Fusing the deeply open-ended gameplay of Minecraft with the scripted narratives of Telltale Games’ adventures seemed like a mismatch when it was first announced, but that’s exactly what we got in 2015 with Minecraft: Story Mode, and the results were surprisingly charming. Its second season debuts today with the first episode, Hero in Residence. Check out our thoughts on the series premiere in our Minecraft: Story Mode Season 2 review.
Battling for creative control
Season two of Story Mode picks up where the last one left off. The first game’s protagonist Jesse (a scrappy young builder voiced by Patton Oswalt or Catherine Taber) and friends have successfully defeated the rampaging Wither Storm, restoring peace to the blocky world of Minecraft. Having completed their journey from zeroes to heroes, the gang now finds its desire for adventure to be increasingly at odds with the newfound responsibilities that come with being respected leaders in their community.

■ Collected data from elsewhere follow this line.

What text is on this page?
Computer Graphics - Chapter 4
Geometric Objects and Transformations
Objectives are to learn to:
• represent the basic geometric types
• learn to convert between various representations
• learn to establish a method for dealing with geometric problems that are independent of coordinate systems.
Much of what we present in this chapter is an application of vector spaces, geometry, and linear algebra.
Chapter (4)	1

Jesse is particularly busy as the founder and mayor of Beacon Town.
This question about precision vs. creativity sets up a similar thematic dynamic to The Lego Movie.
Adventure calls, however, as it tends to in these situations, breaking Jesse et al. out of their golden handcuffs to protect the world they’ve helped to shape from new threats. These rising menaces include Beacon Town’s neighbor, Champion City, and its meticulous and self-aggrandizing leader, Stella, who tightly controls what everything looks like. Stella’s rigidity about building serves as a sharp contrast to the anarchic, builder-centric creativity of Beacon Town. This question about precision vs. creativity sets up a similar thematic dynamic to The Lego Movie, which had Emmet and Wyldstyle rebelling against the regulated designs of Lord Business.

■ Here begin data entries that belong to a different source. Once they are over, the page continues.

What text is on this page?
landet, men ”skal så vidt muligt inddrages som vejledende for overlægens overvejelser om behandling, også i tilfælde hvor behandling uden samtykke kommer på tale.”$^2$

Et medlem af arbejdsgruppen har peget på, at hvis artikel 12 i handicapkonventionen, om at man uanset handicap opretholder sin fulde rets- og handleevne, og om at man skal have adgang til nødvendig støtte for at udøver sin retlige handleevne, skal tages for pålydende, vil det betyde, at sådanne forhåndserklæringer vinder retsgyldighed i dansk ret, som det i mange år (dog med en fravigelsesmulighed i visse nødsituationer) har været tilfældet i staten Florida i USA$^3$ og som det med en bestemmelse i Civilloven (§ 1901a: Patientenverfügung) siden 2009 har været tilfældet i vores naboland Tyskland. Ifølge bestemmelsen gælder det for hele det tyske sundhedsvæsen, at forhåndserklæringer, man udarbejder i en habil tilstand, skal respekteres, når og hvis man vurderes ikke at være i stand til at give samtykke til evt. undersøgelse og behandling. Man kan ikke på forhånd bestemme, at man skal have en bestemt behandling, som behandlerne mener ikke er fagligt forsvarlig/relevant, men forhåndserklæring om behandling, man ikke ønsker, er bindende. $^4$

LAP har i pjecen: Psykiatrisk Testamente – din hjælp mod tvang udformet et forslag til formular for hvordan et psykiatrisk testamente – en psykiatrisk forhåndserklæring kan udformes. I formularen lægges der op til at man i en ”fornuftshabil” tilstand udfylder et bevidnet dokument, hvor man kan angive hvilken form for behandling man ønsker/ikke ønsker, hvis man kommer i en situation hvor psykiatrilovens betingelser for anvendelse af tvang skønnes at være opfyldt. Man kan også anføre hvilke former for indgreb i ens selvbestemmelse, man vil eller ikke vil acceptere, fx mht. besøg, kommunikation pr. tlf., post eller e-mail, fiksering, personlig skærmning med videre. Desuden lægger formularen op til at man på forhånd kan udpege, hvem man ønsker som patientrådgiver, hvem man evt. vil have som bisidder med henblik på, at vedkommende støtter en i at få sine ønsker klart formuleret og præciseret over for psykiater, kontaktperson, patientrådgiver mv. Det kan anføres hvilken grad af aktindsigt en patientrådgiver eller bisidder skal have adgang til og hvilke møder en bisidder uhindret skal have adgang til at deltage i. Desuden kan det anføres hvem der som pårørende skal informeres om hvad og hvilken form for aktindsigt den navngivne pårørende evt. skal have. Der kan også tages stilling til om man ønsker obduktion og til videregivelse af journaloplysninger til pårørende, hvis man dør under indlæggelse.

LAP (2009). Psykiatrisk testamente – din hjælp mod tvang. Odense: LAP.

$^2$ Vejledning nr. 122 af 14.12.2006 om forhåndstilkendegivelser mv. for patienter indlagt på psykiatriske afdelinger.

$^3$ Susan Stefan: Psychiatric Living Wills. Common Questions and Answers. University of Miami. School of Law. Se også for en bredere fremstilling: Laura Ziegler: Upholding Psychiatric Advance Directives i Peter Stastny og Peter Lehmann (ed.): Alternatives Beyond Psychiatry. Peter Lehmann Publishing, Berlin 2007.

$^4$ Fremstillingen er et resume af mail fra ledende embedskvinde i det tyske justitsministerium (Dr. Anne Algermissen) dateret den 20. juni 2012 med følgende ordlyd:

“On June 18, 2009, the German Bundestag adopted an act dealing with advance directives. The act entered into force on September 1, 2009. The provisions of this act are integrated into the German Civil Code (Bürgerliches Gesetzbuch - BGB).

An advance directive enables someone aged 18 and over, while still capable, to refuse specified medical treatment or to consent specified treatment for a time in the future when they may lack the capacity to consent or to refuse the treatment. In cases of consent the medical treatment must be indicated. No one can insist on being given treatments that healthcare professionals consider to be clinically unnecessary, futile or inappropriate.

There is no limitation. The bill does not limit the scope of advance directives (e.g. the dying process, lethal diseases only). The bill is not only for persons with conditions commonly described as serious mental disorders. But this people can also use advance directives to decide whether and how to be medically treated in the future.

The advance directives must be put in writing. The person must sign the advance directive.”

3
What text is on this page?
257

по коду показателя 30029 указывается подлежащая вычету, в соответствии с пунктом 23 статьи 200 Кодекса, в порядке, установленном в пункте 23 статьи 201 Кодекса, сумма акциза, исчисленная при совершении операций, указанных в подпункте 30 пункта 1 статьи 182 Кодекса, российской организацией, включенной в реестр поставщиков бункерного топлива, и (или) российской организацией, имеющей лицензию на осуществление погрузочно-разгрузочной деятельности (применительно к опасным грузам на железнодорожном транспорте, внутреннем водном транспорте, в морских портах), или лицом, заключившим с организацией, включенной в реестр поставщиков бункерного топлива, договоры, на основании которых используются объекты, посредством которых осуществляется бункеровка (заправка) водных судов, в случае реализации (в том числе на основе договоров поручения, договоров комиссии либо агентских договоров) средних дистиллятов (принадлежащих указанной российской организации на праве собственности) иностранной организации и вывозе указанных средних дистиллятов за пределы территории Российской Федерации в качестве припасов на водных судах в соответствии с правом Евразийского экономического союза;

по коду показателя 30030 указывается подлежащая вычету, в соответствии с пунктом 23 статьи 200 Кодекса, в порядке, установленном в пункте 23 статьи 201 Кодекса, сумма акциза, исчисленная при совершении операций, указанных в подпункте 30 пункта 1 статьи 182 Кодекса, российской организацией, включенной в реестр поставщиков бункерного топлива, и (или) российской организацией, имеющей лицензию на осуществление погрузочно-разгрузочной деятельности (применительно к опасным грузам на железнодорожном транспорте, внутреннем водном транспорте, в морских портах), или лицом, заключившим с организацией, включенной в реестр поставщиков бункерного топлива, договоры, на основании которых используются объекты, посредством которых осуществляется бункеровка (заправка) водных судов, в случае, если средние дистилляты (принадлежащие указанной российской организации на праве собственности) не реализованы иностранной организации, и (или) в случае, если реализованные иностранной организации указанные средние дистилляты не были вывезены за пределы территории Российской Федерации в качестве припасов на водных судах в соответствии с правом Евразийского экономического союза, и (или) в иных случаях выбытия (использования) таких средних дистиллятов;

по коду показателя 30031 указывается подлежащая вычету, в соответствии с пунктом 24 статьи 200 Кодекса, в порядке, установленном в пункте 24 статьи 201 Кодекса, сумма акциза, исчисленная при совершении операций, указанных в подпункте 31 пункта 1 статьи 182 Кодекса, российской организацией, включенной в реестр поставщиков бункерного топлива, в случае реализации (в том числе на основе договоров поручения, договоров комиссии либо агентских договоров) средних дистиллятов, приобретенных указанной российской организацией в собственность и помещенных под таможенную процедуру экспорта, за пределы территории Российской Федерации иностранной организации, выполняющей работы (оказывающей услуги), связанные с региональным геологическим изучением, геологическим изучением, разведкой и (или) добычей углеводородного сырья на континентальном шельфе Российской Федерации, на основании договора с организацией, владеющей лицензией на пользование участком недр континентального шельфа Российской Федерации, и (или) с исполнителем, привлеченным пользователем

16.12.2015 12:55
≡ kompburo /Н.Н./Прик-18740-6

More serious is the threat posed by an ancient relic Jesse finds early in the episode, which sends Jesse and his friends on a quest to restore balance and quell a mysterious danger from underneath the earth. This journey sends them on a collision course with the Admin, a legendary figure who supposedly created the very world in which they live. The world-building brings to mind 90’s cartoon ReBoot, which followed the sentient virtual denizens of someone’s computer.
Reuben sandwich, hold the llama
Much of what made the first season of Minecraft: Story Mode work returns here. The cast, which includes comedians Brian Posehn and Patton Oswalt (if you pick the male Jesse), returns, and is just as charming as in the first season. Unfortunately, your pig companion Reuben did not survive to the end of the previous season, so he is absent here. A new animal companion, an ornery llama picks up the “animal friend” mantle, but is hardly a substitute for the cute and loveable Reuben.

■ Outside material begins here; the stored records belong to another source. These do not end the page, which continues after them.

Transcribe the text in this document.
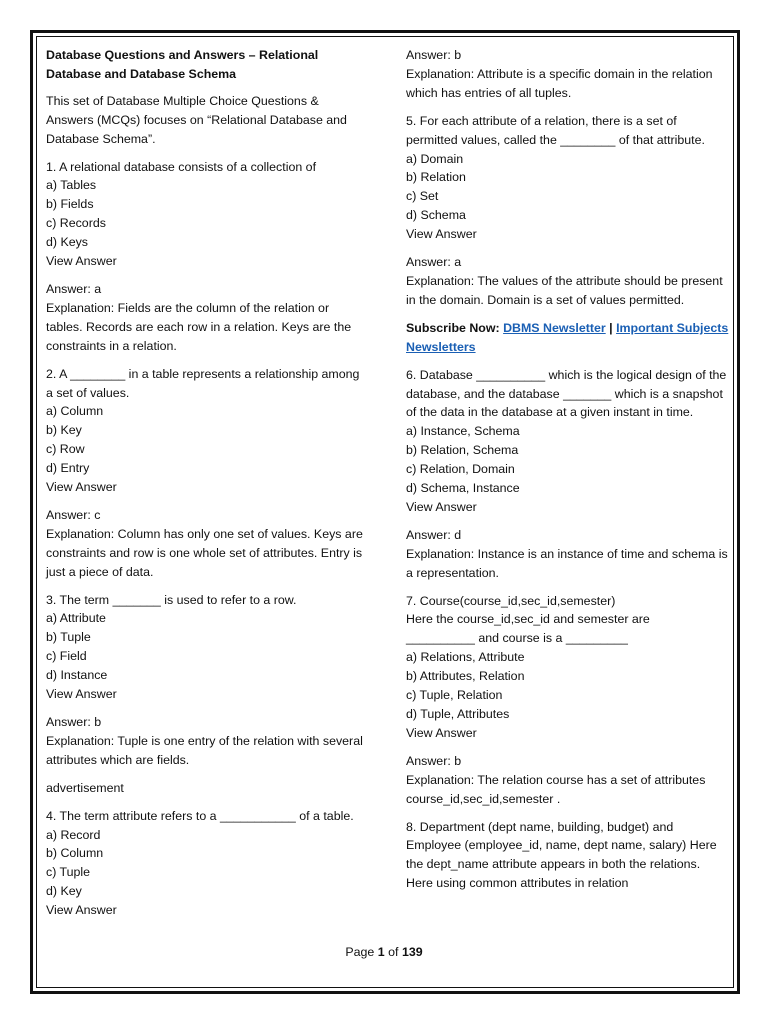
Database Questions and Answers – Relational Database and Database Schema
This set of Database Multiple Choice Questions & Answers (MCQs) focuses on “Relational Database and Database Schema”.
1. A relational database consists of a collection of
a) Tables
b) Fields
c) Records
d) Keys
View Answer
Answer: a
Explanation: Fields are the column of the relation or tables. Records are each row in a relation. Keys are the constraints in a relation.
2. A ________ in a table represents a relationship among a set of values.
a) Column
b) Key
c) Row
d) Entry
View Answer
Answer: c
Explanation: Column has only one set of values. Keys are constraints and row is one whole set of attributes. Entry is just a piece of data.
3. The term _______ is used to refer to a row.
a) Attribute
b) Tuple
c) Field
d) Instance
View Answer
Answer: b
Explanation: Tuple is one entry of the relation with several attributes which are fields.
advertisement
4. The term attribute refers to a ___________ of a table.
a) Record
b) Column
c) Tuple
d) Key
View Answer
Answer: b
Explanation: Attribute is a specific domain in the relation which has entries of all tuples.
5. For each attribute of a relation, there is a set of permitted values, called the ________ of that attribute.
a) Domain
b) Relation
c) Set
d) Schema
View Answer
Answer: a
Explanation: The values of the attribute should be present in the domain. Domain is a set of values permitted.
Subscribe Now: DBMS Newsletter | Important Subjects Newsletters
6. Database __________ which is the logical design of the database, and the database _______ which is a snapshot of the data in the database at a given instant in time.
a) Instance, Schema
b) Relation, Schema
c) Relation, Domain
d) Schema, Instance
View Answer
Answer: d
Explanation: Instance is an instance of time and schema is a representation.
7. Course(course_id,sec_id,semester)
Here the course_id,sec_id and semester are
__________ and course is a _________
a) Relations, Attribute
b) Attributes, Relation
c) Tuple, Relation
d) Tuple, Attributes
View Answer
Answer: b
Explanation: The relation course has a set of attributes course_id,sec_id,semester .
8. Department (dept name, building, budget) and Employee (employee_id, name, dept name, salary) Here the dept_name attribute appears in both the relations. Here using common attributes in relation
Page 1 of 139
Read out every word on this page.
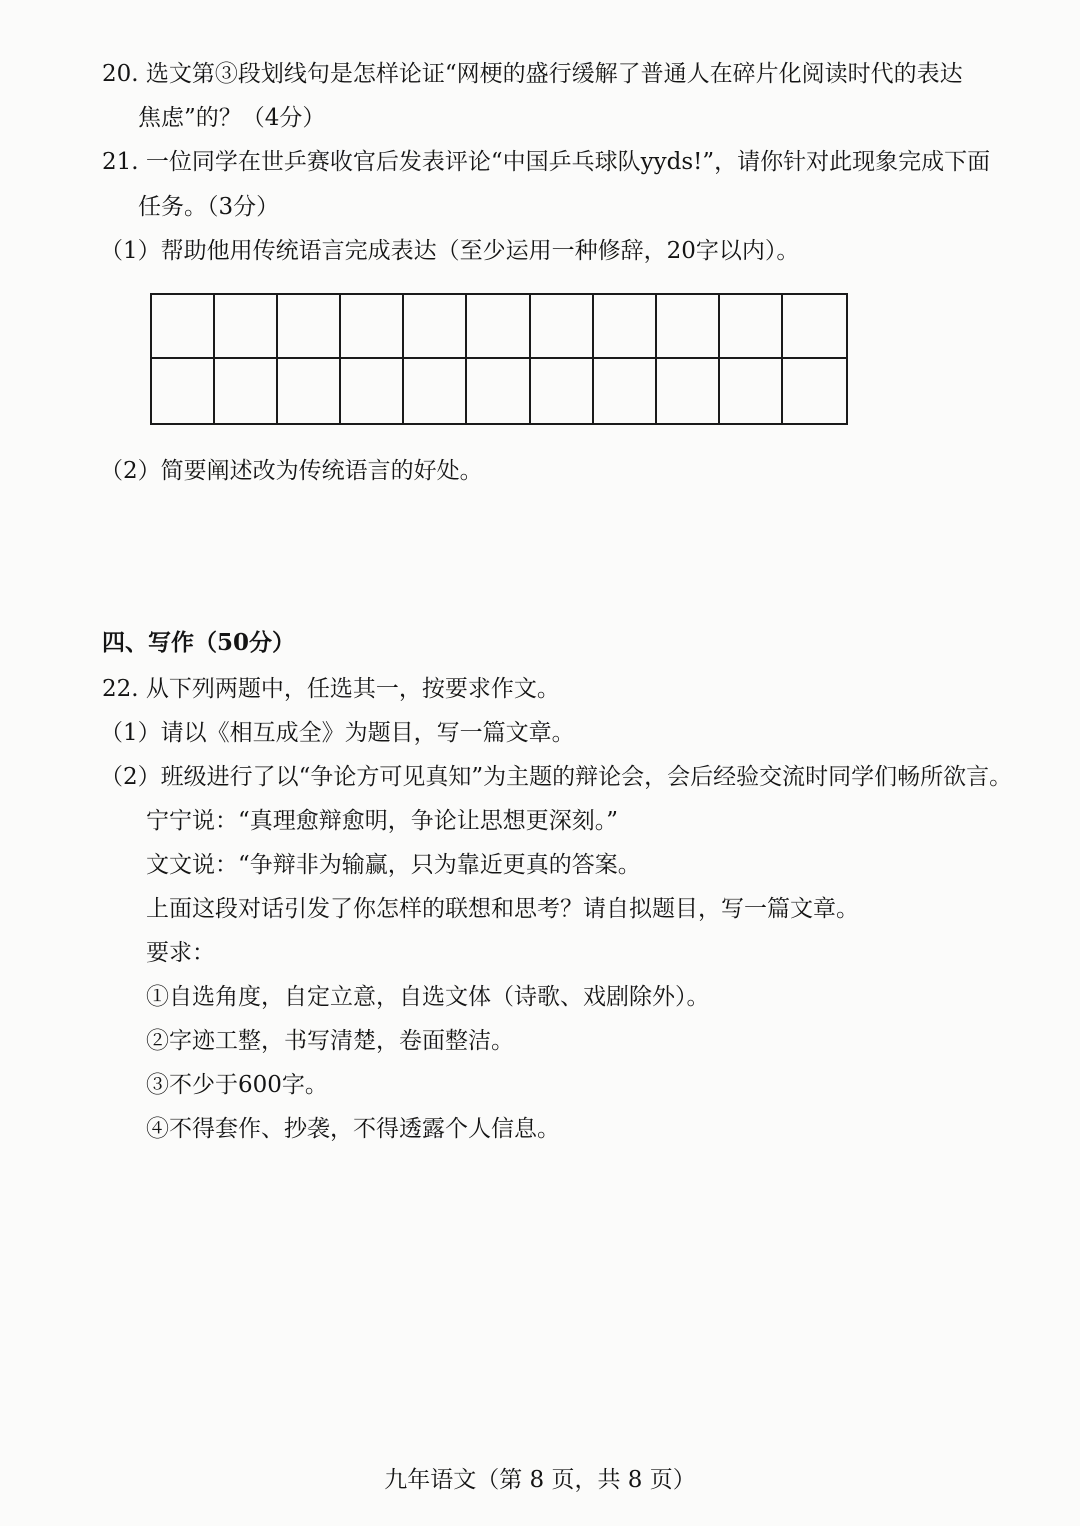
20. 选文第③段划线句是怎样论证“网梗的盛行缓解了普通人在碎片化阅读时代的表达
焦虑”的？（4分）
21. 一位同学在世乒赛收官后发表评论“中国乒乓球队yyds!”，请你针对此现象完成下面
任务。（3分）
（1）帮助他用传统语言完成表达（至少运用一种修辞，20字以内）。
（2）简要阐述改为传统语言的好处。
四、写作（50分）
22. 从下列两题中，任选其一，按要求作文。
（1）请以《相互成全》为题目，写一篇文章。
（2）班级进行了以“争论方可见真知”为主题的辩论会，会后经验交流时同学们畅所欲言。
宁宁说：“真理愈辩愈明，争论让思想更深刻。”
文文说：“争辩非为输赢，只为靠近更真的答案。
上面这段对话引发了你怎样的联想和思考？请自拟题目，写一篇文章。
要求：
①自选角度，自定立意，自选文体（诗歌、戏剧除外）。
②字迹工整，书写清楚，卷面整洁。
③不少于600字。
④不得套作、抄袭，不得透露个人信息。
九年语文（第 8 页，共 8 页）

Unlike the many Telltale series that adapt narrative media with established characters and stories, such as The Walking Dead, Game of Thrones, or Batman , Minecraft: Story Mode has given the team a relatively blank slate with which to create their own world. The result is grounded in the familiar for Minecraft fans, with all sorts of in-jokes and references to the game, and even appearances from popular streamers as characters like Stampy Cat and stacyplays (as themselves), but it still feels broadly accessible.
Minecraft: Story Mode Season 2 does very little to mix up the Telltale formula, which is a mark for or against it, depending on who’s asking. Fans of the studio’s other titles will feel right at home, with a largely linear narrative that offers a few (often cosmetic) choices and periodically drops the ominous warning that a character “will remember that.” There’s an opportunity to freely build a statue for a friend, and a few puzzles you solve using the crafting bench, but none of the signature creativity from the original game has any real bearing on the story. These additions feel somewhat tacked on, however. Though Minecraft serves as a colorful setting for the game, Story Mode never really manages to bridge that fundamental gap between Minecraft‘s signature open-endedness and Telltale’s narrative model.
Like an old slipper
Minecraft: Story Mode Season 2’s audience will be largely self-selecting. Anyone that enjoyed the first season will be happy for more. Fans of Minecraft and/or Telltale Games at large who did not play the first episodes could certainly jump in with little to no context and follow along easily, but they would be better served by going back to the original first and catching up. This doesn’t innovate on the studio’s well-worn formula at all, and won’t be the Telltale adventure to lure in an unconvinced gamer.